Fig. 2. SEM image of (a) NC and (b-c) CoFe-CoxN@NC, (d) TEM image, (e-f) HRTEM image and (g) elemental mappings of Co, Fe, C, N and O of CoFe-CoxN@NC
Raman spectroscopy was conducted to study the effect of pyrolysis temperatures on the composition of CoFe-CoxN@NC, as shown in Fig. S6a. The D-band at 1340 cm−1 and the G-band at 1590 cm−1 represented the defect degree and graphitic degree of carbon, respectively. The degree of defects and graphitization could be measured by the intensity ratio of ID/IG. As the pyrolysis temperature increased from 500 to 800°C, the ID/IGincreased from 0.92 to 1.12; when further increased the pyrolysis temperature, the ID/IG decreased. The high degree of defect structure would lead to the increase of the adsorption capacity while the high degree of graphite structure would lead to the increase of electrical conductivity of the carbon material. The results suggested that CoFe-CoxN@NC pyrolysis at 700°C had the most suitable degree of defects and graphitization, thus had relative high adsorption capacity and high electrical conductivity, which was beneficial to promote the OER electrocatalytic performance. The porous character of CoFe-CoxN@NC was investigated by the N2 adsorption/desorption curve. There was an obvious hysteresis loop, which was a typical feature of the type IV isotherm adsorption curve, indicating that CoFe-CoxN@NC had the characteristics of hierarchical porous structure. Its specific surface area was 195.9 m2·g−1 and the pore volume was 0.27 cm3·g−1. The macro- and mesoporous structure of the carbon material facilitated the adsorption transfer of OH- reactants and O2 products in OER, and the large specific surface area facilitated the contact of the active sites.

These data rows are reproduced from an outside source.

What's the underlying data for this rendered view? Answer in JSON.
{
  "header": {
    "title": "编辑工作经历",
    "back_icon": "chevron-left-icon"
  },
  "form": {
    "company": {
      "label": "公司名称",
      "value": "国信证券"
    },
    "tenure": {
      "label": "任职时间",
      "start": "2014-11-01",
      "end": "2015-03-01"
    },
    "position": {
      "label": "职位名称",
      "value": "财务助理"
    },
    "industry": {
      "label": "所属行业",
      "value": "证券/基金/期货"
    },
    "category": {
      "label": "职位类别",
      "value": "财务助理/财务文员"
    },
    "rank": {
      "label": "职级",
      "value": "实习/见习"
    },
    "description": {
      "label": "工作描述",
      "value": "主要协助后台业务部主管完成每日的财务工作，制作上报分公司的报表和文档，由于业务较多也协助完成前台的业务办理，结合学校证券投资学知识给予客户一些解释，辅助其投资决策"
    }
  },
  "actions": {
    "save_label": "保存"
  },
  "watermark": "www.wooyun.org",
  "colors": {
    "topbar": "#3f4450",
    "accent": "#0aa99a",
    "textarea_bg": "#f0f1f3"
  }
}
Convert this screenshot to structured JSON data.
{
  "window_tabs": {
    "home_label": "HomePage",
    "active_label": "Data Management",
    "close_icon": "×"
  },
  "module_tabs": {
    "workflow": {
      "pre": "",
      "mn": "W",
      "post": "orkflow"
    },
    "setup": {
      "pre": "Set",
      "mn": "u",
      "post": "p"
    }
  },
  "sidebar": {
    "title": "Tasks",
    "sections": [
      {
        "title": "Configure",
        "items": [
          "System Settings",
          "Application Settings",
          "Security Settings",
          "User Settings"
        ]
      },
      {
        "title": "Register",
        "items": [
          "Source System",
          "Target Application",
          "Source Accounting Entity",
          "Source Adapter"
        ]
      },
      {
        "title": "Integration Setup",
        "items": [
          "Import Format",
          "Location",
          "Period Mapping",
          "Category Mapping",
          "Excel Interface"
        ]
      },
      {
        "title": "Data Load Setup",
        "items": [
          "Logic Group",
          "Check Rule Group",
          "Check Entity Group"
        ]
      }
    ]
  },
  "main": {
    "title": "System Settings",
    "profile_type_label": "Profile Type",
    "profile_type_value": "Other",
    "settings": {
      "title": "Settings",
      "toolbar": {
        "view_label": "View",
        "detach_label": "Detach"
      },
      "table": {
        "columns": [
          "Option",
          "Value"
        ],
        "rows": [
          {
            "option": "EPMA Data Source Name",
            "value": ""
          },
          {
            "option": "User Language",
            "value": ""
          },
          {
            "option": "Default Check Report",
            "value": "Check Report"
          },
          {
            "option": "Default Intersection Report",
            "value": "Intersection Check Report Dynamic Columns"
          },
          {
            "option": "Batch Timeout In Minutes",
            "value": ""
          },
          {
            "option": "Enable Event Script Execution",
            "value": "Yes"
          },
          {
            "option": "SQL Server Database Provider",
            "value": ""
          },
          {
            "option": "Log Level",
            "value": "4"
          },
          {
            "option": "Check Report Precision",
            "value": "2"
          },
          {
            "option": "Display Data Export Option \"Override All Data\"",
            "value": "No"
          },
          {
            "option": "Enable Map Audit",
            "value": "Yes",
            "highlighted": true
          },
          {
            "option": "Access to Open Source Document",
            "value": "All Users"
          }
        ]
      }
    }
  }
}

The chemical composition and valence state of CoFe-CoxN@NC were determined by XPS in Fig. 3 and Fig. S8. The XPS survey spectrum revealed the presence of Co, Fe, O, N and C elements, which was consistent with the results of elemental mappings by TEM-EDX. The C 1 S spectrum confirmed the existence of C−C (284.8 eV), C−N (285.4 eV), C−O (286.6 eV), C=O (288.7 eV) and O−C=O (290.8 eV) in CoFe-CoxN@NC56 , C-N bond indicated that nitrogen was successfully doped into the carbon skeleton, while the existence of C=O and O−C=O implied substantial oxygen-containing groups decorated on the surface which can create defects in the carbon matrix. The N 1 s spectrum at the peaks of 398.6, 400.1, 401.1 and 403 eV corresponded to pyridine N (38.53%), pyrrole N (17.99%), graphite N (33.45%) and pyridine N oxide (10.04%), respectively 57,58, the abundant pyridinic N can coordinate with metal atoms through metal–N–C structure to optimize the local electronic structure, graphitic N was expected to improve the diffusion-limiting current, both benefiting the electrochemical process. In addition, the surface element content of CoFe-CoxN@NC with various urea dosages and the relative contents of the four nitrogen atoms were listed in Tab. S1 and S2, respectively. The hydrophilicity of carbon materials could be improved by the surface functional groups to balance the adsorption and desorption of intermediates and products during OER performance. As CoFe alloy in CoFe-Co5.47N@NC catalyst was encapsulated by the graphitic carbon layer, the spectral intensity of Fe 2p and Co 2p spectra in CoFe-CoxN@NC catalyst was relatively weak, as shown in Fig. 3c-d. The Fe 2p spectrum of Fe@NC and the Co 2p spectrum of Co@NC was shown in Fig. S8. For the Fe 2p spectrum, the first double peak was 711.5 and 724.2 eV, and the second double peak was 713.9 and 727.3 eV, designated as Fe2+ and Fe3+, respectively59,60, and the peaks near 719.1 eV and 735.2 eV were classified as the satellite peaks of Fe 2p3/2 and Fe 2p1/2, respectively. Similarly, Co 2p spectrum showed the zero-valence state (778.3 and 795.2 eV) and the ionic state (780.0 and 797.4 eV) Co with satellite peaks (785.6 and 803.4eV), which are derived from CoFe alloy and CoxN species, respectively.